Storagetek head denies financial rumours

Despite rumours to the contrary, Storagetek is not in deep financial difficulty and is not for sale, says Storagetek Australasian managing director Martin Hall.

DESPITE rumours to the contrary, Storagetek is not in deep financial difficulty and is not for sale, says Storagetek Australasian managing director Martin Hall.

“We’re moving forward and remaining independent,” says Hall, who was appointed to the position in January after 18 years with the storage vendor.

The rumours began when Storagetek turned a 1998 profit of nearly $US200 million into a loss of $US74.6 million last year. CEO Dave Weiss resigned and the company is shedding jobs as it consolidates six business units into two.

“Primarily why we got into this position was lack of accurate forecasting to the US stock market,” Hall says.

“The Asia-Pacific region is showing 20% revenue and profit growth.”

A few years ago Storagetek entered into a relationship with IBM, whose Ramac storage product — based on Storagetek technology — took 34% of the worldwide market last year, according to Hall. “But at the end of the year IBM went its own way with its Shark product.”

Storagetek began to reorganise in December.
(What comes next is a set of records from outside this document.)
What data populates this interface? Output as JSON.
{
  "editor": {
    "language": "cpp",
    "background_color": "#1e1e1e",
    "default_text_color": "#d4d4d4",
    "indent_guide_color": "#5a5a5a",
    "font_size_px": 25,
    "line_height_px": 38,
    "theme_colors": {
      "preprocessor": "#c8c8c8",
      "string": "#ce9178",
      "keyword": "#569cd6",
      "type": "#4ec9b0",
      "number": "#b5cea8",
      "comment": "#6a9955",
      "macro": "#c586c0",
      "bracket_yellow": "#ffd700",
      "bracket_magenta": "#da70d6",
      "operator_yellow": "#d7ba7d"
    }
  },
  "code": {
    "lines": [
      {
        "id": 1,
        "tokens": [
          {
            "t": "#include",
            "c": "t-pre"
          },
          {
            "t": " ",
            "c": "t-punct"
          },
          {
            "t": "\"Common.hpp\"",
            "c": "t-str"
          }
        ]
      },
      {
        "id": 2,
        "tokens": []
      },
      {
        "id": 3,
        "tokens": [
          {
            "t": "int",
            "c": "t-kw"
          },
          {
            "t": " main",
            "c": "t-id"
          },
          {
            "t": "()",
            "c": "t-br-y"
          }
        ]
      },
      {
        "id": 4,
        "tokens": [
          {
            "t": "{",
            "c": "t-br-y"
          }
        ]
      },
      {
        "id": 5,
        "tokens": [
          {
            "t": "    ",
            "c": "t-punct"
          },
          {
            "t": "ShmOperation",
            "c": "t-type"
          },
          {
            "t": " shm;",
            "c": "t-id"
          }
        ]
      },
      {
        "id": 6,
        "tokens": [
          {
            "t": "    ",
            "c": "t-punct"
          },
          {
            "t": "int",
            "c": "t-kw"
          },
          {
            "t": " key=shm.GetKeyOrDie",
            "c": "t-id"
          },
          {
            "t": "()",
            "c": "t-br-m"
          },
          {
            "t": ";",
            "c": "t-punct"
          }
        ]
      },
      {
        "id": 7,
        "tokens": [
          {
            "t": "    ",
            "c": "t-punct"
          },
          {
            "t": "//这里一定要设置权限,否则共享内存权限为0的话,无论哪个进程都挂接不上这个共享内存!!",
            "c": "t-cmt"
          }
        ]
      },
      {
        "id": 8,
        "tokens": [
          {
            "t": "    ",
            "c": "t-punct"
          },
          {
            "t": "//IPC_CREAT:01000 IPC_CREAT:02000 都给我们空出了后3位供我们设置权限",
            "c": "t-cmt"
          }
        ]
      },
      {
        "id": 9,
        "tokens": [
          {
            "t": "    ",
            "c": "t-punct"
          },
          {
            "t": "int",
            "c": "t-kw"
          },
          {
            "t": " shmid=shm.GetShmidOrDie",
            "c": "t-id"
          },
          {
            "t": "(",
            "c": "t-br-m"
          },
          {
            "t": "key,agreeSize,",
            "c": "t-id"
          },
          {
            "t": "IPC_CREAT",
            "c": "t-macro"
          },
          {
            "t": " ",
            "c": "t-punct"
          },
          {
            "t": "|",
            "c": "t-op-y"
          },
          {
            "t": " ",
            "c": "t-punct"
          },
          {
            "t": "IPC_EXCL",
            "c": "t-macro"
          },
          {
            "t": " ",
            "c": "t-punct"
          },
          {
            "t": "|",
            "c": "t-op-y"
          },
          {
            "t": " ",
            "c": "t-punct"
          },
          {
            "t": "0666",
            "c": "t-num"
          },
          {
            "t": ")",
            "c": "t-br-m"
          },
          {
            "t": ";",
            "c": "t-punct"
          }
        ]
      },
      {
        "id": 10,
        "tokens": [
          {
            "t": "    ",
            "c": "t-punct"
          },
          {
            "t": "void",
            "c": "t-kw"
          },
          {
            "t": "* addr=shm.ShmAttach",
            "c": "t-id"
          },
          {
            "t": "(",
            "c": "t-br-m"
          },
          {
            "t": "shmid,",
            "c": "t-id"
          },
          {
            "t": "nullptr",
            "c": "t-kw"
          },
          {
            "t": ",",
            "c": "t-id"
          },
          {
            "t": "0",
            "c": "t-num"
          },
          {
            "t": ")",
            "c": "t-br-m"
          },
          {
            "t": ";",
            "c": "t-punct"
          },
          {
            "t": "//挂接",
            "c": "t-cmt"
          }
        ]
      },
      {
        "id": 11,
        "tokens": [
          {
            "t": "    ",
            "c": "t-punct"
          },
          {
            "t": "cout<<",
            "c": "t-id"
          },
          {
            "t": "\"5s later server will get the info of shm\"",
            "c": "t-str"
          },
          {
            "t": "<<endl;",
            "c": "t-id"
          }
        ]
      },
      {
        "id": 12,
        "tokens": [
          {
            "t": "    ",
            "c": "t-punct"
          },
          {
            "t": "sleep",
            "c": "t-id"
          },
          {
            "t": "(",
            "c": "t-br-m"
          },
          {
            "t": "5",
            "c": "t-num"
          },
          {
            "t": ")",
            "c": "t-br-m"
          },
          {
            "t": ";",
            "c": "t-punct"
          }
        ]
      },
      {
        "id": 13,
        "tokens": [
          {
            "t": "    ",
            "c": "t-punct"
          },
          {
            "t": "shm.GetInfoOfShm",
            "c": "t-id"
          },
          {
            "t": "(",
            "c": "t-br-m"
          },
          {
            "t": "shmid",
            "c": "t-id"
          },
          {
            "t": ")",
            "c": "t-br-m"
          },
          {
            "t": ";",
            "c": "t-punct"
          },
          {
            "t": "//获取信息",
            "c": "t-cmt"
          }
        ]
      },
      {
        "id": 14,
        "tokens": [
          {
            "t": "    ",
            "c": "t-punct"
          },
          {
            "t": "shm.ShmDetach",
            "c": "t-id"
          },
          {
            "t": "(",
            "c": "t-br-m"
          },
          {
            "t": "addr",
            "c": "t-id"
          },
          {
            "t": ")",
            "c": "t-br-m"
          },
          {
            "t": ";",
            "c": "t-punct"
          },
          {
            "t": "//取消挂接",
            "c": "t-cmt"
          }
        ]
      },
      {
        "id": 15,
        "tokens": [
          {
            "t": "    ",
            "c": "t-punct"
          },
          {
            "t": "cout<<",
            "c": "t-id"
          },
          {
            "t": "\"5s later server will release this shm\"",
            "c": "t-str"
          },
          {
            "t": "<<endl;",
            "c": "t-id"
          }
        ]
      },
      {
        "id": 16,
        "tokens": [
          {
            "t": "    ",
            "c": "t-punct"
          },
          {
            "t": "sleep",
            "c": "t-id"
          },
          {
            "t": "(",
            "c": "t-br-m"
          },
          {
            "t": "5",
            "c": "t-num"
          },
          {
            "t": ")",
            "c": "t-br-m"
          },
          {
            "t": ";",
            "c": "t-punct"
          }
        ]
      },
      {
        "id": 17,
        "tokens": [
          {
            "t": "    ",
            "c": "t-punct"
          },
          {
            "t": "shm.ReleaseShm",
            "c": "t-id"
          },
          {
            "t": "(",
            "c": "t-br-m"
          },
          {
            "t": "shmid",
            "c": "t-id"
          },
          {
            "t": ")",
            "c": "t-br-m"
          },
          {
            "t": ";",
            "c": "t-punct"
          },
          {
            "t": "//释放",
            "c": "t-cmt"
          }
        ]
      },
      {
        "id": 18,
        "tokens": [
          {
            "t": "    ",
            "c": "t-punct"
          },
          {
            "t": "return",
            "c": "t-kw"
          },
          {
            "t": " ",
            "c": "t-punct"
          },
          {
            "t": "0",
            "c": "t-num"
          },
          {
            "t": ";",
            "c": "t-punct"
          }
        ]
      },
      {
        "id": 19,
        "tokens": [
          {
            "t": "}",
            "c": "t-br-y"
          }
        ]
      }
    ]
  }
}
It hired Goldman Sachs to look at whether the company should stand alone, go on the acquisition trail, be acquired or form alliances. McKinsey Group was hired to look at internal operations.

“The announcement of Dave Weis’ resignation went hand in hand with us deciding to stand alone,” Hall says.

“The strategic direction is to remain independent. Open storage provides us with the opportunity to attach to many platforms and makes us much less attractive for someone to buy.”

A key decision of the reorganisation was to divest itself of services business not related to core business.

“In most countries we’ve been a very direct-oriented business,” Hall says. “We’re now looking very heavily into channels.”

In New Zealand, large vendors such as Unisys, Sun, Hewlett-Packard, Dell and IBM rebadge Storagetek’s products. Its direct operation is focused on historical business with companies like EDS — its biggest customer — Telecom, the banking sector and the mainframe environment.

Hall foresees the high-end market declining at 20% a year over the next three years. “The big movers are Unix and NT, particularly NT.”

Storagetek has adopted a SAN (storage area network) strategy for NT.

“It’s about the reduction of storage cost,” Hall says. “The key to that is server consolidation. Our new products will be focused on SAN in the client-server space.

“Our approach is an open SAN where you can start to consolidate servers. Nothing breeds faster than rabbits except servers.”

He says Storagetek will make a loss this quarter but will be back in profit in the second half of the year.